Madame Tong’s, the Southampton restaurant that was the subject of ownership controversy last summer, is hoping to cross over into more maturity with new owners, a different menu and a revitalized concentration on hospitality and service.
The Elm Street restaurant will still serve Asian cuisine, adding more of a French style of Asian fusion to the menu, according to Ian Duke, co-owner of Madame Tong’s Redeux along with David Hilty.
“Because we wanted to stay with the concept, we wanted to do it properly,” said Mr. Duke, who also owns Prohibition and Lucky’s Famous Burgers in Manhattan.
For starters, menu items include $9 cold sesame noodles in a sesame peanut sauce, $15 tamarind glazed spare ribs and $18 tuna and beet tartare in pomegranate ponzu drizzle.
Mr. Duke started making the restaurant rounds as a teenager, working at first in a Dobbs Ferry restaurant as a dishwasher while attending school.
He also enjoys cooking, though he freely admits that “Asian is not my strength.” At Madame Tong’s Redeux, he’s leaving that up to executive chef Frank Coe.
Dinner entrées include the $24 Thai chicken in a light coconut lime curry sauce with bamboo rice and vegetable stir fry; $28 crispy Long Island duck breast in a passion-plum-pomegranate sauce with mixed vegetable stir-fry and sweet potato purée; $27 tuna “ching chong chew” with a julienne of vegetable stir-fry and seaweed noodles and flavours of the Orient topped with seared tuna steak; $30 fillet of halibut in a melon-miso glaze with steamed baby bok choy and bamboo rice; and $35 fillet of striped bass in a light soy scallion and papaya sauce with snow peas and forbidden black rice.
Guests looking for lighter fare can order from the sushi menu: $10 Hamptons redux roll, a soy wrapped avocado and mango; $11 spicy tuna roll, a nori wrap of tuna, cucumber, carrots and tobiko; $16 Maine lump crab roll, soy wrapped mango, lettuce, pickled ginger and tobiko crusted; and $18 lobster tempura soy wrapped roll with avocado, daikon and sirracha.
The restaurant also serves a Sunday brunch from 1 to 5 p.m. and offers boxed lunches for guests waiting to board the Long Island Rail Road just paces away from the building. “We want to welcome [patrons] to an operation that is being executed by a tight-knit staff of professionals, and a beautiful atmosphere with an emphasis on both service and quality of food and beverage being provided,” Mr. Duke said, hoping patrons will put aside any negative associations they might have in their minds based on their experience of the former Madame Tong’s.

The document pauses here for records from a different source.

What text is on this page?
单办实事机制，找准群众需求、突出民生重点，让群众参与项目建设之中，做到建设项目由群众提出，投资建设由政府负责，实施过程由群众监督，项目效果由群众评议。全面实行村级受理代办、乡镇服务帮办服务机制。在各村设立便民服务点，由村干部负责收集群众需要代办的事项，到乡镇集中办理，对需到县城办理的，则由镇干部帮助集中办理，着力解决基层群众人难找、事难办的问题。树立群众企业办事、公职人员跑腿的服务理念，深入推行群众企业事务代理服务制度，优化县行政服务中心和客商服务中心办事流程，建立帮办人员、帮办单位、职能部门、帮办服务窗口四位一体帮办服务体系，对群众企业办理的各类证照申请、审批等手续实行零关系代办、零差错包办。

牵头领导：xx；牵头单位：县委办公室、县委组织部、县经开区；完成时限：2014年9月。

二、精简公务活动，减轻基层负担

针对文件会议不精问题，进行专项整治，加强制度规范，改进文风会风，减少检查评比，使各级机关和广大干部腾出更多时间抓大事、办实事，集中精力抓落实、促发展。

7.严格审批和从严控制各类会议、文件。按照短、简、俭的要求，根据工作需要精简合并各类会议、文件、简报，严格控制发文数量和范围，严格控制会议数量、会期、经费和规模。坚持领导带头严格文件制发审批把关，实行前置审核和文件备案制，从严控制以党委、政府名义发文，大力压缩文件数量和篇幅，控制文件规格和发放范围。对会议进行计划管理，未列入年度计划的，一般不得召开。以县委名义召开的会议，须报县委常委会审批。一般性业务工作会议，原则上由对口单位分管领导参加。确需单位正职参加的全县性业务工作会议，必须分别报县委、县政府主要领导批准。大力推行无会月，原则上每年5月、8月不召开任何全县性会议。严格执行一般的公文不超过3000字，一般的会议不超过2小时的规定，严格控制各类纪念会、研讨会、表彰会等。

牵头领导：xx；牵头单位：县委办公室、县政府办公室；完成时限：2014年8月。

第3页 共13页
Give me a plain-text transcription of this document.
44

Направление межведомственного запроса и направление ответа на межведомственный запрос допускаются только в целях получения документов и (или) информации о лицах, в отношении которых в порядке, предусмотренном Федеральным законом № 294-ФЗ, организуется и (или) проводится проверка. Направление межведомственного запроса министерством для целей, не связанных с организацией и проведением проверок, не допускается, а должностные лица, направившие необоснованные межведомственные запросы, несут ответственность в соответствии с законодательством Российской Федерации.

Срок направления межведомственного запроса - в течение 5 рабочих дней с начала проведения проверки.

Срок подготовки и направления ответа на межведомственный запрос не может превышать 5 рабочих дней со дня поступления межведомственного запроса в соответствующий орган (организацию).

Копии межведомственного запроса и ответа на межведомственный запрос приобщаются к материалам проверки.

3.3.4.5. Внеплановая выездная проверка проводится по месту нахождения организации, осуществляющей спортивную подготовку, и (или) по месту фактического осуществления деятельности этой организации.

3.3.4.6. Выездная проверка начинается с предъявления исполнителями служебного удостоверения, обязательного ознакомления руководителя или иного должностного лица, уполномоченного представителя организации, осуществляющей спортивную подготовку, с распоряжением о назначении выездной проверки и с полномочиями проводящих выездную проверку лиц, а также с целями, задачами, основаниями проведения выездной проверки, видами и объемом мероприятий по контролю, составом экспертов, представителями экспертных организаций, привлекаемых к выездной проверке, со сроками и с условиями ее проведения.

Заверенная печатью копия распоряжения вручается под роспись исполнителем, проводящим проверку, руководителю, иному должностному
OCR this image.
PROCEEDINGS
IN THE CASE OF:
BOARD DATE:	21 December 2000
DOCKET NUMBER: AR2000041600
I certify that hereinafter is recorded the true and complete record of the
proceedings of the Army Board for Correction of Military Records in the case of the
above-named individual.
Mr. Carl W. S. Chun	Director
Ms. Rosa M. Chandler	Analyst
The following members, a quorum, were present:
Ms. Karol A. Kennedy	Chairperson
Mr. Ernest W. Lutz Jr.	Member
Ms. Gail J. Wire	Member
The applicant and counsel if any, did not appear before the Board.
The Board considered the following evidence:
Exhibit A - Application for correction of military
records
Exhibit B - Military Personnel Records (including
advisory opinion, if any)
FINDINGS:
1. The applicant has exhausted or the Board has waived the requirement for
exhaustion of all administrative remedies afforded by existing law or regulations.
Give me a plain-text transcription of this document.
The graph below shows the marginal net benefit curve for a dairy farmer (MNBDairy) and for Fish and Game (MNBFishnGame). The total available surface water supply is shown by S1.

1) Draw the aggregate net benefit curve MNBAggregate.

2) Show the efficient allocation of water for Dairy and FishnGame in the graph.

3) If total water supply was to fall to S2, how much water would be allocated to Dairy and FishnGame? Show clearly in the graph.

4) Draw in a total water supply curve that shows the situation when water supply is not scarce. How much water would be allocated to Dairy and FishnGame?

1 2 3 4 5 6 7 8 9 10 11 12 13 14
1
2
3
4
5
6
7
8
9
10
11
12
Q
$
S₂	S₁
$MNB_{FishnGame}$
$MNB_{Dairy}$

The revamped restaurant opened July 3, after being taken over from former owner Ed “Jean Luc” Kleefield, who also owned Grappa and JLX Bistro in Sag Harbor and Prime 103 in East Hampton. Mr. Kleefield has no role in the new establishment, said Mr. Duke, who added that he would not have opened his own version of the restaurant if Mr. Kleefield was still involved.
Because the new owners didn’t sign the lease until late May, they decided to keep the old name for branding purposes.
On a recent afternoon before opening for the evening, Mr. Duke leaned back in his chair at a table on the outdoor patio and pointed to the grassy lawn, lined with lush vegetation and tiki torches, a lawn he still remembers from his first trip to the restaurant five years ago. “That lawn,” he said. “Is a hidden oasis.”
Guests can chat late into the night while sipping cocktails at the bar, or sit on wooden benches lining the green. The dinner buzz usually starts around 7 p.m. but later in the night, furniture is removed from the indoor dining area so that guests can dance beneath green, orange and red lanterns. “As it gets a little later, the energy builds and the place is just rocking,” Mr. Duke said.
The restaurant has already hosted several birthday parties and a public relations event and has several wedding receptions booked for the coming months.
“We’re not in this at all for one summer,” Mr. Duke said. “We’re in it for the long haul.”